# Strawberry Wine Turning Orange!



## hulsey24 (Aug 20, 2010)

My strawberry wine was a deep red at first, But know it is an orange color! I went ahead and racked it into my secondary, Is this normal or is there something wrong?


----------



## Torch404 (Aug 21, 2010)

Sounds like it is just normal suspended particles. They should drop out of suspension leaving you nice red wine again. Unless it is oxidation and your wine is shifting to brown color. How much head room are you leaving in the carboy?


----------



## winemaker_3352 (Aug 21, 2010)

That was my first thought too torch - oxidation.


----------



## non-grapenut (Aug 23, 2010)

I think it depends on the type of strawberries used, too. My strawberry wine started off red, too, and became more and more orange. I did an F-pak using twice the amount of strawberries required and it helped a lot.
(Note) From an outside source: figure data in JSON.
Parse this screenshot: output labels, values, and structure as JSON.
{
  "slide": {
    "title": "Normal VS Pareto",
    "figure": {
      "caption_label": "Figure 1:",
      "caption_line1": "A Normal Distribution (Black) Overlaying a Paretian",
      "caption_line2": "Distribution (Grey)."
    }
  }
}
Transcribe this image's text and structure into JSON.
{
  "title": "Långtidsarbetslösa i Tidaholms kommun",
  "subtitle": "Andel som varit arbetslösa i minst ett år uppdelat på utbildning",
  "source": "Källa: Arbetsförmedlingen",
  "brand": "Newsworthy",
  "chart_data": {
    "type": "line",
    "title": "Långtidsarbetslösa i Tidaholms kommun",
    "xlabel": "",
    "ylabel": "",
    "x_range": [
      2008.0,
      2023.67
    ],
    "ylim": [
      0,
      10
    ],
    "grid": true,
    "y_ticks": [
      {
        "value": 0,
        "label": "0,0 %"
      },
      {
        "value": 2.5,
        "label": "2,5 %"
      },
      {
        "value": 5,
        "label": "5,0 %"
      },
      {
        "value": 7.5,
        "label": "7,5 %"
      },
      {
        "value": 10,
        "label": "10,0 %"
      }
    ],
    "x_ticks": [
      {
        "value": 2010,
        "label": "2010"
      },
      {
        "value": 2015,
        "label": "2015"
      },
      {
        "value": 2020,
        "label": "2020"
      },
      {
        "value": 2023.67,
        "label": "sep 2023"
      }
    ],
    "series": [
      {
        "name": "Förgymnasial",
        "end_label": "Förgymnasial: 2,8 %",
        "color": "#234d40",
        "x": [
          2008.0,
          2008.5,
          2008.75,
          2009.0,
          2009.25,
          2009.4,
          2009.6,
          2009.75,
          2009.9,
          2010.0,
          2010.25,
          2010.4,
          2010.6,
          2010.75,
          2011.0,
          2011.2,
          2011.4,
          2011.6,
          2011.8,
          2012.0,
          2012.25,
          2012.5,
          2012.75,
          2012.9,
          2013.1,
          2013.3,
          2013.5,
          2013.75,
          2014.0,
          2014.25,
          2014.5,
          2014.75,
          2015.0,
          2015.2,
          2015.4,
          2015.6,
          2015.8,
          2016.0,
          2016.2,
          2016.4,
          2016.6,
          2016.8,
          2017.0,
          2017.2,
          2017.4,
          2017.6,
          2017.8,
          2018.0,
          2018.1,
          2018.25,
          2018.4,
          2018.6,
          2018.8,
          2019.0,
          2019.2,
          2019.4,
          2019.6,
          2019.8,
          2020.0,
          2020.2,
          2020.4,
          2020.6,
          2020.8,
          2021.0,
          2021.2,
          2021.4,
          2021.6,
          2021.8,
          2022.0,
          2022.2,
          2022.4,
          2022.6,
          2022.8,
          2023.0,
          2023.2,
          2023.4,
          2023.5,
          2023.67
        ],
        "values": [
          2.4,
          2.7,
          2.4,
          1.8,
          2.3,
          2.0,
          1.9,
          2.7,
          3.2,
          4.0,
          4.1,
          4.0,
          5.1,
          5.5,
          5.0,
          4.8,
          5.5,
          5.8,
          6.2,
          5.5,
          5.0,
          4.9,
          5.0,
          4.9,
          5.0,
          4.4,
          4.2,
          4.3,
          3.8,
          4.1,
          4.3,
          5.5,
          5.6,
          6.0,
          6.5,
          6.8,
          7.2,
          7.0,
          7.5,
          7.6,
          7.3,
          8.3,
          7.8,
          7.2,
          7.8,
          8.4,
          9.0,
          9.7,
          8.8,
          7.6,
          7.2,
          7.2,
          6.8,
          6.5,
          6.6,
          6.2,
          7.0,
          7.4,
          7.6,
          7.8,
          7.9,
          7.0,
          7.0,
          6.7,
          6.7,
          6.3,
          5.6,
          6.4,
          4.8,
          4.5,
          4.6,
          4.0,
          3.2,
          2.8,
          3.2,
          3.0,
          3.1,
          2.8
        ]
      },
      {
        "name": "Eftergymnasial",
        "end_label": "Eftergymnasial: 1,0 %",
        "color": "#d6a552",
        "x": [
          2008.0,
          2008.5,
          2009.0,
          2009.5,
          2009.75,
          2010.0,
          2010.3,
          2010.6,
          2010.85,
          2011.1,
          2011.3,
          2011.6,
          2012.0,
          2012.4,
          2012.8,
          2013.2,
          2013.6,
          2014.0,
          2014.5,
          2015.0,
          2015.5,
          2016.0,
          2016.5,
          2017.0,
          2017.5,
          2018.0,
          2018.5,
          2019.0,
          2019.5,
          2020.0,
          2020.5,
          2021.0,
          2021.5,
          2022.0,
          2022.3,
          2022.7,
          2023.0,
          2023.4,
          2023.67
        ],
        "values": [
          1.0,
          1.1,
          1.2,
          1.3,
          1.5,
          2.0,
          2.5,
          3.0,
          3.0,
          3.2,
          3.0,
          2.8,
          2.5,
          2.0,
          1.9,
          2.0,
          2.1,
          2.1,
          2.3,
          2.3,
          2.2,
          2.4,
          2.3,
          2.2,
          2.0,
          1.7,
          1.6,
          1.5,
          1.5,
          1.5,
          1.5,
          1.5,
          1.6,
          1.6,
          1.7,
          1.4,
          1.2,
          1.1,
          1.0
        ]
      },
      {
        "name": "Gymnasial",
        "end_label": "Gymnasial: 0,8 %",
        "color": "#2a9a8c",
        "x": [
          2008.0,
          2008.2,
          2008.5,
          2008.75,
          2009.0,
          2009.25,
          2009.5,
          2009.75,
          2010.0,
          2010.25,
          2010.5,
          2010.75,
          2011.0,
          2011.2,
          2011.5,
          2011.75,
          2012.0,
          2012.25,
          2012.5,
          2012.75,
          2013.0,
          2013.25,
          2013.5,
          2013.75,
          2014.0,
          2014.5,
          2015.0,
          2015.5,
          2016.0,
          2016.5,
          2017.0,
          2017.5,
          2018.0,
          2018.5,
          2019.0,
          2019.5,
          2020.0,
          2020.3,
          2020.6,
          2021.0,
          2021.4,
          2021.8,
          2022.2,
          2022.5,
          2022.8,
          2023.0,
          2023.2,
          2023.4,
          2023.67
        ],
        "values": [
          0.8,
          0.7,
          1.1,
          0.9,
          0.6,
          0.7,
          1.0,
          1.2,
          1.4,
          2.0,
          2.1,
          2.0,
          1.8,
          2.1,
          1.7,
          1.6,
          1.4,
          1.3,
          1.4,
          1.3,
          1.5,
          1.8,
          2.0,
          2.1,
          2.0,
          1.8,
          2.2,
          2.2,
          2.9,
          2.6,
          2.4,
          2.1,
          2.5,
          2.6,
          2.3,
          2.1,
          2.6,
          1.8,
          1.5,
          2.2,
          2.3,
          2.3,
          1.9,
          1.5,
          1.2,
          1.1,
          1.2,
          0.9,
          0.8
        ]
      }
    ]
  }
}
If worse comes to worse, use a couple drops of red food coloring (gasp!)


----------



## ffemt128 (Aug 23, 2010)

My strawberry did the same thing, I think this may be normal. I did get some of the red back when I added my fpac but it's still orangeish in color. It's tasty so I'm not worried about color. As non-grapenut said, you could always add a few drops of red food coloring. I don't know as that would hurt anything.


----------



## Luc (Aug 23, 2010)

Sounds like normal to me.

Strawberry leaves a lot of pulp that is suspended at first but settles when the wine stops fermenting. All the pulp drops to a thick layer and you are left with a beautiful orange colored blush wine.

You should be ok.

Luc


----------



## vk7tpg (Dec 28, 2010)

*Colour Change in Strawberry*

The loss of colour is due to the fermentation process affecting the anthocyanins in the strawberries ( i.e.the red color is due to the anthocyanins). They are affected by change in pH, heat and a range of other factors. From some other replies on another forum it is suggested this can be minimized by using either blueberries or elderberries in the primary or adding strawberries to the secondary. Apparently this doesn't affect the flavour. Can anyone verify this for me??


----------



## Snowbird (Dec 28, 2010)

How long have they been fermenting? Just curious, cause I have some and its been going for about 6 mo. and it's still a nice red in one of the clear jugs, the others I can not see (Brown jugs).


----------



## vk7tpg (Dec 29, 2010)

The question of change of colour in strawberry wine originally was pointed out to me by a commercial fruit winemaker friend of mine in Victoria Australia a few years ago. I have observed the same happening with strawberry wines made locally in Tasmania, Australia. It may be that it depends on the type of strawberry being fermented. I am fairly sure that it is the anthocyanins that are affected but I would like someone to be able to tell me for sure.


----------



## mxsteve625 (Dec 29, 2010)

My strawberry did the same thing and ended up like Luc says a orange colored blush. It's a good wine and everybody loves it. I only have two bottles left and they are hidden.


----------



## FishNiX (Dec 29, 2010)

Mine was the same -- a nice orange blush even after an fpac. I ended up adding about 8oz of pomegranate concentrate which gave it a much deeper color and a nice flavor.


----------